George VI had little actual power, but he was a force for good during one of the pivotal times in English history, World War II. The 112th Congress, sworn in this week, will have enormous power at a tipping point in our history. Perhaps it would be good for the newly-elected members of Congress to see The King’s Speech to see just how much difference the virtue of one man can make. George VI had a simple, old-fashioned virtue, just the sort we need today. Blankley has the last word:

[The author Hilaire Belloc] observed that when the most profound issue may face a nation, there is the danger that “the lesser should conquer the greater, the viler the more noble, the more changeable the more steadfast, the baser the more noble … We know, upon the analogy of all historical things, small and great, that the less creative, the dullest and the worst elements may destroy, and has frequently attempted to destroy, the vital, the more creative and the best.”
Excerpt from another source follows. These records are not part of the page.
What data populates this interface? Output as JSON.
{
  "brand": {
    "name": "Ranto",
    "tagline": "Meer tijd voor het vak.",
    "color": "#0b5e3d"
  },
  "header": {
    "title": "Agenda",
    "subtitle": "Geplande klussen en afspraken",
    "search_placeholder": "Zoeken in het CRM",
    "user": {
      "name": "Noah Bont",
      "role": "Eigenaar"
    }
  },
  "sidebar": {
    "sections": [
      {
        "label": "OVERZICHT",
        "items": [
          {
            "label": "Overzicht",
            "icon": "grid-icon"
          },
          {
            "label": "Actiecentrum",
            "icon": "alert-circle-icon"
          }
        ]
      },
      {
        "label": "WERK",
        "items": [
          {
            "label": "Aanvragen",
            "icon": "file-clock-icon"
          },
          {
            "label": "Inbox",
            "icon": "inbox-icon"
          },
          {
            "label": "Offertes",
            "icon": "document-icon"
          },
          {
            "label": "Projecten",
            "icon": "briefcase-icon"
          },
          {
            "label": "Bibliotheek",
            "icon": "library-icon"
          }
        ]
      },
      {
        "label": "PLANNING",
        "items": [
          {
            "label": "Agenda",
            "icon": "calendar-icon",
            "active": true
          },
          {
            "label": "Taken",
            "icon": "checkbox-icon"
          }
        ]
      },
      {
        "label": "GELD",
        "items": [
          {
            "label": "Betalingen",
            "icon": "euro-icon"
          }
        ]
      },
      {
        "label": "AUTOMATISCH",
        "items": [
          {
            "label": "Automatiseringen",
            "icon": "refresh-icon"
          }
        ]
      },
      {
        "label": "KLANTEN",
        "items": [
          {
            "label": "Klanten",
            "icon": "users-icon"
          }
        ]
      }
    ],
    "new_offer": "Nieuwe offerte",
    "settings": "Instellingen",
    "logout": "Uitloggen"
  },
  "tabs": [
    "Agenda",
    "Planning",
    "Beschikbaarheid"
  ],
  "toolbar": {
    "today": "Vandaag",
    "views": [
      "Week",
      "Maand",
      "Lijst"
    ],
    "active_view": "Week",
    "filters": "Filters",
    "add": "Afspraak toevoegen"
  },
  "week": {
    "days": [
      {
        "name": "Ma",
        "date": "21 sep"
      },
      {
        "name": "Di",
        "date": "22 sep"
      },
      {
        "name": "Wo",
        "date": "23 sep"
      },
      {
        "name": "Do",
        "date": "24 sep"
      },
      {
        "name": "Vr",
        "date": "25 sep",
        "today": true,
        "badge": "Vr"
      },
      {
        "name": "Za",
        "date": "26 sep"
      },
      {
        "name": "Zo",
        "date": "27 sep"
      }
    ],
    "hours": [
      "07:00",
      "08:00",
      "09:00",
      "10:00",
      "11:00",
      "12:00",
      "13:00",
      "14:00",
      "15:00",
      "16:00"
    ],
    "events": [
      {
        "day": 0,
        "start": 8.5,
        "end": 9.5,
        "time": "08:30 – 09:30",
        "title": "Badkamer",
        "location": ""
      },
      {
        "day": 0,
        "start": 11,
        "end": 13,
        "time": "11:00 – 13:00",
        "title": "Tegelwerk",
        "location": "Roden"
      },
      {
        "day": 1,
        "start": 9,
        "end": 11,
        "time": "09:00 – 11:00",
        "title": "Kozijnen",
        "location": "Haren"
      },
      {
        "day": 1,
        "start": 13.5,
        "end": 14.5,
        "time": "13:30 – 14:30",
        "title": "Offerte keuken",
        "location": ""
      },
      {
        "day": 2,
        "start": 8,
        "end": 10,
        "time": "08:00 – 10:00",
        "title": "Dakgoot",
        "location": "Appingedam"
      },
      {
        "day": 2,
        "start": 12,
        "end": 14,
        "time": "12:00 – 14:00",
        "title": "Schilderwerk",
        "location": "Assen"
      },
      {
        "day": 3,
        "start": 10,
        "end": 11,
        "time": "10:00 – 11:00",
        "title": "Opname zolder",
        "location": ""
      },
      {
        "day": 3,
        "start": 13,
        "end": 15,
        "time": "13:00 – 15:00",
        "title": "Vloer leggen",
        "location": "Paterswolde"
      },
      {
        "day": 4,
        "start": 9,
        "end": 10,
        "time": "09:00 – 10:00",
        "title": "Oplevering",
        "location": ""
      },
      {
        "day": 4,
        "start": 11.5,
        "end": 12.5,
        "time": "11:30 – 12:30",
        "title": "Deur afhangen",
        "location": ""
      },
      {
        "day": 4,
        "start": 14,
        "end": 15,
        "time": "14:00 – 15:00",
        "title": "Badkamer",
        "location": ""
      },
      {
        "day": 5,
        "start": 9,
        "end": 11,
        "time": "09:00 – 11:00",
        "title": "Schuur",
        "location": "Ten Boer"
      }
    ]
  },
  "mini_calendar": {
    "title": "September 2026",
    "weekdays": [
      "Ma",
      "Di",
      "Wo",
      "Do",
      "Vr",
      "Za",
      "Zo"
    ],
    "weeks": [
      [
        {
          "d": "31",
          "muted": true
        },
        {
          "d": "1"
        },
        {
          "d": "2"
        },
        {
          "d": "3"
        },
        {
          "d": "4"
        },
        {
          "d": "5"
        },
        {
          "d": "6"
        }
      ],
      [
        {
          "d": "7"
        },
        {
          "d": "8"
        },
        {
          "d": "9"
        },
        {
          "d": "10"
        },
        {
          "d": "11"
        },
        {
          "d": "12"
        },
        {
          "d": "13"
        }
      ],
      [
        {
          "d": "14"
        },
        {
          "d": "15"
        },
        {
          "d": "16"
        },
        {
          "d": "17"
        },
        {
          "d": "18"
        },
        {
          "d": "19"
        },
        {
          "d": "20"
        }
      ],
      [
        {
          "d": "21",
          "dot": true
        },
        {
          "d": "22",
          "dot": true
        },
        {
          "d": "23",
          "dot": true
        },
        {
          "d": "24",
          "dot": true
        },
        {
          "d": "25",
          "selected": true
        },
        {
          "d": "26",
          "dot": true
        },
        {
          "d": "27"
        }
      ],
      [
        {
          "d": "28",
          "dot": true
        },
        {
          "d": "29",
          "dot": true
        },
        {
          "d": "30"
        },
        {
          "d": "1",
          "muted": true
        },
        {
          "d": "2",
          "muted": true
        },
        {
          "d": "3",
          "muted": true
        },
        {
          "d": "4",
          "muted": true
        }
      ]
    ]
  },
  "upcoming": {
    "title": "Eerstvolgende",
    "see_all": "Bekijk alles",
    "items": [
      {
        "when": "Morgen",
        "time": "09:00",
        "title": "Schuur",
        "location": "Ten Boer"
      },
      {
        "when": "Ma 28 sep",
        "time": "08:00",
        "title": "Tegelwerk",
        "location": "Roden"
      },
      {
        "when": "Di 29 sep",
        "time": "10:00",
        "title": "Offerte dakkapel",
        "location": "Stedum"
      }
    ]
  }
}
That is what America faces today. For too long, the decent American majority of citizens who are productive and hardworking (and those many millions now sincerely, desperately looking for jobs) have sat by while others have tried to usurp our liberty to enhance the power of government; have taxed and borrowed from those who produce to transfer to those who neither work, nor produce, nor seek to produce, nor maintain their private virtue.

Now all these conflicting interests and passions are funneling into Washington, D.C. These next 24 months — beginning now — are the decisive moment.